Abdülhamid taraftarlarının parlamentoyu kapatarak istibdat rejimini meşrulaştırmak için kullandıkları "o dönemde demokrasi hiçbir yerde yoktu" çıkarımı yerinde değil.

Çünkü Batı'da siyasi iktidarın sınırını belirlemek daha önce başlamıştı. 1789 devrimiyle hukuk önünde eşitlik, 1848 devrimiyle de ekonomik eşitlik ilkeleri yaşama geçmişti. Oysa Osmanlı İmparatorluğu'nda insan hakları doktrini 19'uncu yüzyılın ortalarına doğru kendini duyurmaya başladı. Batı 1830 ve 1848 devrimleriyle anayasacılıkta ikinci dalga dönemini yaşıyordu (1831 Belçika, 1848 Fransa ve İtalya, 1850 Prusya anayasaları).

İmparatorluğun Meşrutiyet'e geçişinde Batılı devletlerin rolü olduğu kadar, Balkan Anayasacılığı'nın da etkisi oldu. Romanya (Eflak-Boğdan Özerk Prenslikleri) 1834'te bir anayasal belgeyle seçime dayalı bir sisteme geçti. Sırbistan (özerk prenslik) 1869'da ilk anayasasını yaptı. Yunanistan'da anayasal yaşam genç Yunan burjuvazisinin önderliğinde 1844 Anayasası ile başladı, 1864 Anayasası ile de parlamenter rejime geçildi.

İmparatorluk, insan hakları ve parlamenter rejim bakımından bırakın Batı'yı, kendine bağlı prensliklerin dahi gerisinde kalmıştı. Bu nedenle Abdülhamid'in parlamentoyu tatil etmesi ve sıkı bir baskıcı rejim kurması, tam anlamıyla bir gerilemeyi ifade ediyordu.

Abdülhamid, hilafeti birleştirici ve Müslümanları birbirlerine yakınlaştırıcı güç olarak kullanırken, ideolojik vurguyu din üzerinden yaptı. İktidarını ise merkezin Batılılaşmış seçkinleri yerine, taşra ayan ve eşrafına dayandırdı.

Merkeze bağlı vilayetlerde ilkesel olarak katı ama yerel uygulamalarda esneklik gösterir bir siyaset izlerken, dış politikada dengeler içinde hareket etmeye çalıştı. Tanzimat devrinin müttefikleri olan İngiltere ve Fransa'dan çok, Almanya'yı öne çıkardı. Onlarla demiryolları inşa edilmesini sağladı. İmparatorluğun korunmasına ve kalkınmasına yönelik bir projeyi hayata geçirmeye çalışıyordu.

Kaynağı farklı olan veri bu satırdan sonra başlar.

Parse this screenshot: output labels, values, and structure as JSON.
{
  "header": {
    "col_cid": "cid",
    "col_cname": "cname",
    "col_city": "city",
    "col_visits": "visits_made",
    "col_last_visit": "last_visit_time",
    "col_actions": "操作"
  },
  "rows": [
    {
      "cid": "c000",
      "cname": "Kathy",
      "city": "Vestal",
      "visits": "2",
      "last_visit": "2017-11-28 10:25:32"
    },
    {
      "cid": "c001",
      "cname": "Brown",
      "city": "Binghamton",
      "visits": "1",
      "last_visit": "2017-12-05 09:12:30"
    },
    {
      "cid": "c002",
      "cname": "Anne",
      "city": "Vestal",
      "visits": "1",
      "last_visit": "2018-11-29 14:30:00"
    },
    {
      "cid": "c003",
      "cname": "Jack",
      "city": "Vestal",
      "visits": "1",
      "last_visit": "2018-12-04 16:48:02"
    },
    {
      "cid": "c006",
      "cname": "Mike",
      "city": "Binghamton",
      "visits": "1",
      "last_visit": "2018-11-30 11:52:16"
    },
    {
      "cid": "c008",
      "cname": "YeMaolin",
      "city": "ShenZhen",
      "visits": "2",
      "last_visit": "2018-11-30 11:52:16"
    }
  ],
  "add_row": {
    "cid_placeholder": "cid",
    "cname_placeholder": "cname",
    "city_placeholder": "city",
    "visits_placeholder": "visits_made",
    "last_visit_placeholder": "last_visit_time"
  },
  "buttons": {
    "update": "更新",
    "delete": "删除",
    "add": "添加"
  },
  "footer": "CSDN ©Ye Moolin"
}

Yargıda, orduda ve maarifte modernleşmeye yönelik çabalara girişti. Bu anlamda İmparatorluğu modern bir devlet haline getirmek istiyordu. Ancak bu kurumlardan yetişen kuşaklar rejimin muhalif kadrolarını oluşturdular. Abdülhamid'i devirerek II. Meşrutiyet'e giden yolu açtılar.

Modernleştirmeyle birlikte İmparatorluğu büyük bir İslam gücü haline getirme hedefi Georgeon'un deyişiyle bir insanın sınırlarını aşıyordu. Ve yine onun sorusuyla "ama sonuç olarak kendisini Yıldız Sarayı'nın içinde yalnızlığa mahkûm eden o değil miydi?"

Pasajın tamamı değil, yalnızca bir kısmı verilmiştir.